Comment évaluez-vous le comportement de la communauté internationale, ce qu'elle aurait pu faire et qu'elle n'a pas fait, et cette inaction a conduit à ce résultat ?

Il s'agit là d'un problème, d'un échec par conception. En effet, le monde n'a pas d'institutions mondiales. La seule institution mondiale indépendante est la Cour pénale internationale, et c'est tout. Ce n'est pas suffisant. Imaginez un pays avec un seul tribunal, sans gouvernement, sans système politique. L'Arménie doit donc participer à la résolution du problème. C'est pourquoi des réunions comme celle-ci, des discussions avec les dirigeants politiques sur ce qu'ils peuvent faire et l'articulation avec l'Union européenne, avec la CPI, c'est ce que nous devons faire. L'Arménie montre que ce n'est pas seulement elle qui est en danger, mais aussi la civilisation, et c'est pourquoi les Arméniens ne sont pas seuls. Mais l'Arménie est cruciale. L'Arménie a une communauté très importante dans le monde entier, c'est donc une force incroyable que vous avez là, et nous pouvons l'utiliser.

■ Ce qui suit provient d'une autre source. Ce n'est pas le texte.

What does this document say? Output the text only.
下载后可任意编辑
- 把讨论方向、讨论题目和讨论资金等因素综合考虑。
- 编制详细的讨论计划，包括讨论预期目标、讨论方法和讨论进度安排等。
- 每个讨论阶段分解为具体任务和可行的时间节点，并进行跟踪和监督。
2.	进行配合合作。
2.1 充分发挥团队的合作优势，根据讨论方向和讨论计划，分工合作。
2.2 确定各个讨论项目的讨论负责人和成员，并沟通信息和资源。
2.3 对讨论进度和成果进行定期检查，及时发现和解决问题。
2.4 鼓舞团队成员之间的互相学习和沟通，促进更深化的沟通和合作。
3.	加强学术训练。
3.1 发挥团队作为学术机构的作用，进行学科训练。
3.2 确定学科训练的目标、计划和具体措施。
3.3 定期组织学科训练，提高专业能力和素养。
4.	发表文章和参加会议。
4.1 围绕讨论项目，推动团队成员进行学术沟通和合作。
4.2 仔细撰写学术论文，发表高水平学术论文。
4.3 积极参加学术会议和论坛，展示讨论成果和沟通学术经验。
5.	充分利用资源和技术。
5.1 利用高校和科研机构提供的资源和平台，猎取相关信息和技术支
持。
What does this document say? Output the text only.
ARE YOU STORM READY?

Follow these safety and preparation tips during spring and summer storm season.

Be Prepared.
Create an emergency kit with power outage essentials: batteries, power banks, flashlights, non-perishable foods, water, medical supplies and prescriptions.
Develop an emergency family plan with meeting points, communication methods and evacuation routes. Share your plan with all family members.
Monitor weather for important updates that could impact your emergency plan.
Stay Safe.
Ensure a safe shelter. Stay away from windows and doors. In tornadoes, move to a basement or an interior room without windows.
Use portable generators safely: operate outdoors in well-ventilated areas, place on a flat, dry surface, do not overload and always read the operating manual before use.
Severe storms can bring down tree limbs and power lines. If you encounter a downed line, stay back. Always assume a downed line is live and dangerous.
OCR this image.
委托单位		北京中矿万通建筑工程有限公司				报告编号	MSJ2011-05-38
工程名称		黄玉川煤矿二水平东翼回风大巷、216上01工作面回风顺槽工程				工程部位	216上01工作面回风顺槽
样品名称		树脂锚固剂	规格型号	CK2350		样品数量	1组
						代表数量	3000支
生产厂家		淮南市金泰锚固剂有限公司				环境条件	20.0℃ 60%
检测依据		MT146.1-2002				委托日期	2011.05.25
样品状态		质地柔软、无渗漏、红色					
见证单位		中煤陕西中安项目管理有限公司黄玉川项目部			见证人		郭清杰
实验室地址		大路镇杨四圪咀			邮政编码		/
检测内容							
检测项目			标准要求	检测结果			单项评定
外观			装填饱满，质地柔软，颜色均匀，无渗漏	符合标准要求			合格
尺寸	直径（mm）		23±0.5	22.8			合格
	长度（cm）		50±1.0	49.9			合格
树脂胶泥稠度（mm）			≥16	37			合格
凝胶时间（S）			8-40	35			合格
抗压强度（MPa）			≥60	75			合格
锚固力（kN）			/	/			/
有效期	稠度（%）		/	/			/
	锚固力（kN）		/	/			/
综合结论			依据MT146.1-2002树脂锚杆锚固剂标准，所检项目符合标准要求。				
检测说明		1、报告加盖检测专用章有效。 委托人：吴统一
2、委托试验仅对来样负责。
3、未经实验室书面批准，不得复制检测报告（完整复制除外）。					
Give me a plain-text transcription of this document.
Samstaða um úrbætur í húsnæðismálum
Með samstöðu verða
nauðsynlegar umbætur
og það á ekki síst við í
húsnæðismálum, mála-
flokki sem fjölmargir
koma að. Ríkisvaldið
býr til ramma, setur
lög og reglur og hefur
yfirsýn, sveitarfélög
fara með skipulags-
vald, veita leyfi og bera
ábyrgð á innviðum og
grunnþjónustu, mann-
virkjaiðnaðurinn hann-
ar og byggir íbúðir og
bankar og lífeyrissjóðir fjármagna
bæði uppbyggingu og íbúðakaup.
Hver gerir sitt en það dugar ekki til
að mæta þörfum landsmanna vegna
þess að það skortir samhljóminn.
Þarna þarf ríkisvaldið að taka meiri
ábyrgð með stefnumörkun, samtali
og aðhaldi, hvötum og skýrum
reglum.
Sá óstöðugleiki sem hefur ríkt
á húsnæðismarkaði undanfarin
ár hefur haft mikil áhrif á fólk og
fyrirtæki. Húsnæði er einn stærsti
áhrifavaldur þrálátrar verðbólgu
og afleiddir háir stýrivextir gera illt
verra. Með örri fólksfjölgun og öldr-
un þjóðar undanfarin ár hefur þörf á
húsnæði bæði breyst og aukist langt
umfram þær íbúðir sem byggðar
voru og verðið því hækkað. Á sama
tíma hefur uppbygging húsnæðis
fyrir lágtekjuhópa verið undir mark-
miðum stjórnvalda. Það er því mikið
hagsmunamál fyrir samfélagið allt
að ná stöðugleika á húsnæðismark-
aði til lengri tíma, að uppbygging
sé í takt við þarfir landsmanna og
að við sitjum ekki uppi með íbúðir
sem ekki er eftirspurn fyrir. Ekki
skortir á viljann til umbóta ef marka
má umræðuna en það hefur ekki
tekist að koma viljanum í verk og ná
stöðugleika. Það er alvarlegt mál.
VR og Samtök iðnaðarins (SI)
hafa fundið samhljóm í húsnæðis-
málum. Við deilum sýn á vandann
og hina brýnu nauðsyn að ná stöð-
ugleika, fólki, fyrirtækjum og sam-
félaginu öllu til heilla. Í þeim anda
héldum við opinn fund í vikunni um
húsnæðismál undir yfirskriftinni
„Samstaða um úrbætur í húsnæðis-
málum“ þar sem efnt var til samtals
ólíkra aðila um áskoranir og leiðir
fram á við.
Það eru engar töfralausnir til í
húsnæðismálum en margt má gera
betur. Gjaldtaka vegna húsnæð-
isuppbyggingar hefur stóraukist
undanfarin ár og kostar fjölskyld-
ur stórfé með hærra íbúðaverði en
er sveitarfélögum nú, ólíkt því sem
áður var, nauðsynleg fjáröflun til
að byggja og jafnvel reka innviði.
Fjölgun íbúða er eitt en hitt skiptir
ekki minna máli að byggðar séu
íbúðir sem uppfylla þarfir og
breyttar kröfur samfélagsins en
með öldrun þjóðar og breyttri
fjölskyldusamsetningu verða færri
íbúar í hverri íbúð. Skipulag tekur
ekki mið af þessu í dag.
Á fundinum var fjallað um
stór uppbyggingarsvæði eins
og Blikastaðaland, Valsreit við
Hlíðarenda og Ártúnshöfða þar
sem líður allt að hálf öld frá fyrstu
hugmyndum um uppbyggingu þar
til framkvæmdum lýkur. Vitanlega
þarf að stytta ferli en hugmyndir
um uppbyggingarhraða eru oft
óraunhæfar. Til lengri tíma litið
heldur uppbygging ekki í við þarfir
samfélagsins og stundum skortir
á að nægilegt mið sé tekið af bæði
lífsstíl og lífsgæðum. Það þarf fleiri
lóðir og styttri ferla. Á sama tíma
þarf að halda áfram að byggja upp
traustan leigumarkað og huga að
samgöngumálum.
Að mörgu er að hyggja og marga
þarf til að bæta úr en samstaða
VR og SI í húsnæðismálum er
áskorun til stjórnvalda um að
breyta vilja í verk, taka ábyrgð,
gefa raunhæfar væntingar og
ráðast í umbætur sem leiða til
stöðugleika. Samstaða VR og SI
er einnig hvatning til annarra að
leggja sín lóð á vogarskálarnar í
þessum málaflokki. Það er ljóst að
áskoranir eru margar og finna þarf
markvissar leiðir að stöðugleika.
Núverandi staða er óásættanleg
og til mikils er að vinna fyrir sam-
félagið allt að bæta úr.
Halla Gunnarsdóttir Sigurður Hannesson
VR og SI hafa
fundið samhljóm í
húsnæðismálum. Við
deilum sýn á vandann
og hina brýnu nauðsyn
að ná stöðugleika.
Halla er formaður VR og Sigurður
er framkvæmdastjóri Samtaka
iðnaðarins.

Certains conflits retiennent davantage l'attention que d'autres, comme si tous les enfants n'étaient pas des enfants, toutes les femmes n'étant pas des femmes. Comment expliquez-vous cette dualité ?

La durée d'attention des médias n'est que de 6 secondes. C'est normal. Le génocide du Darfour a été le plus médiatisé, puis est arrivé le Printemps arabe, puis la Libye, puis la Syrie, puis la Russie, les Yézidis, puis les Rohingyas. Il y a toujours un nouveau conflit qui couvre l'échec du précédent. C'est pourquoi nous parlons cette année de cinq génocides en seulement 2023. Il est temps d'y remédier. Le fait que la communauté arménienne et la communauté juive soient si répandues pourrait vraiment aider à changer la situation. Je comprends que c'est un moment très difficile pour la communauté arménienne, que même des attaques contre l'Arménie sont possibles, mais vous devez comprendre que vous ne gagnerez jamais si vous arrêtez de vous battre. Vous devez donc continuer à vous battre, et vous n'êtes pas seuls.